O fungagá da bicharada presidencial. A coisa, entendendo-se por coisa o discurso presidencial, ia no jeito hiperbólico do costume “Moçambique tem futuro. Tem futuro em tudo. Moçambique é sempre melhor do que era da última vez. É sempre melhor do que aquilo que se esperava. É sempre melhor do que aquilo em que se confiava. E por isso confia-se sempre em Moçambique…” A ditirâmbica verborreia do presidente português não é propriamente desconhecida em Moçambique mas nada preparara os presentes na cerimónia de inauguração de um empreendimento turístico em Moçambique nem a nós, portugueses, aqui à distância, para o que veio a seguir: “Devemos dar uma escapada até este empreendimento não para a inauguração mas sim um mergulho nas águas. Para o diálogo com elefante. Para uma troca de impressões com a girafa. Para um ou outro momento mais romântico com os pássaros. E para aqueles que são muito marítimos também com os peixes do mar.” Com o novo governo sentando numa maioria absoluta e a presidência da República transformada no fungagá da bicharada é provável que a girafa do zoo lisboeta se torne no interlocutor que resta a Marcelo.

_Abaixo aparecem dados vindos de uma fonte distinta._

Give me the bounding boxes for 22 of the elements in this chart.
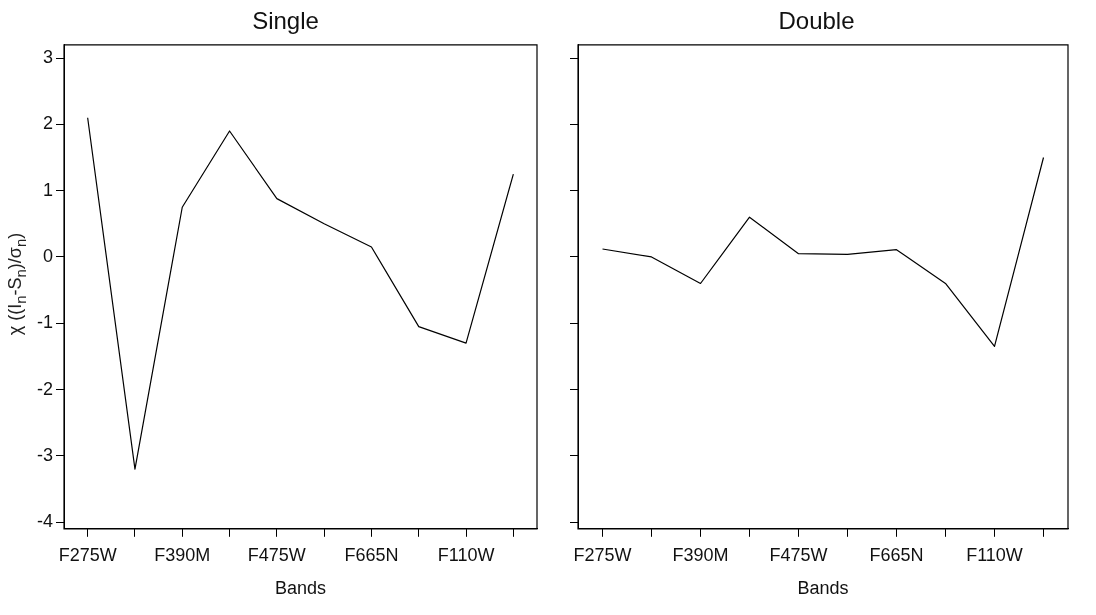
y-tick-label: 1 [42,179,53,200]
y-tick-label: 2 [42,113,53,134]
y-tick-label: -3 [36,444,53,465]
x-tick-label: F665N [869,544,924,565]
chart-title: Double [778,7,855,35]
y-tick-label: 3 [42,47,53,68]
x-tick-label: F390M [672,544,729,565]
y-tick-label: -2 [36,378,53,399]
y-tick-label: 0 [42,245,53,266]
x-tick-label: F275W [573,544,632,565]
x-axis-title: Bands [797,578,849,599]
x-tick-label: F665N [344,544,399,565]
x-axis-title: Bands [274,578,327,599]
x-tick-label: F110W [966,544,1023,565]
x-tick-label: F390M [154,544,211,565]
x-tick-label: F475W [769,544,828,565]
y-tick-label: -1 [36,312,53,333]
x-tick-label: F475W [247,544,306,565]
chart-title: Single [252,7,319,35]
y-tick-label: -4 [36,511,53,532]
x-tick-label: F110W [437,544,495,565]
x-tick-label: F275W [58,544,117,565]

O taxismo. “Bloco quer nova taxa”. Desta vez a nova taxa proposta sobre o BE incide sobre as empresas que lucram com a crise – as eléctricas – e destinar-se-ia a dar “um apoio directo às famílias mais vulneráveis”. Em Portugal o socialismo evoluiu para um estado superior: o taxismo. Um estudo da CIP identificou mais de 4.300 taxas. A imaginação do legislador em matéria de taxas, contribuições, adicionais… é tal que frequentemente as próprias entidades desconhecem as taxas cobradas por si próprias. Inicialmente o taxismo criou taxas sobre todas as actividades e serviços. Agora já vamos nas taxas de nova geração ou seja as taxas sector a sector: criou-se uma taxa para as celuloses com o objectivo não de obter mais receita fiscal mas sim de “defender a floresta”. Outra para os fornecedores de dispositivos médicos que visa subsidiar o SNS. E como esquecer o adicional ao IMI que veio para salvar Segurança Social?.. Esta legitimação das taxas através da apresentação do fim a que se destina é uma das tácticas do taxismo pois naturalmente ninguém quer estar contra as famílias vulneráveis ou a favor da falência da Segurança Social. Logo paga-se a taxa. E depois a outra e mais outra… O resultado é invariavelmente o mesmo: o dinheiro nunca chega. Logo outra taxa tem de ser criada. O taxismo é o socialismo. Dos pobres, claro.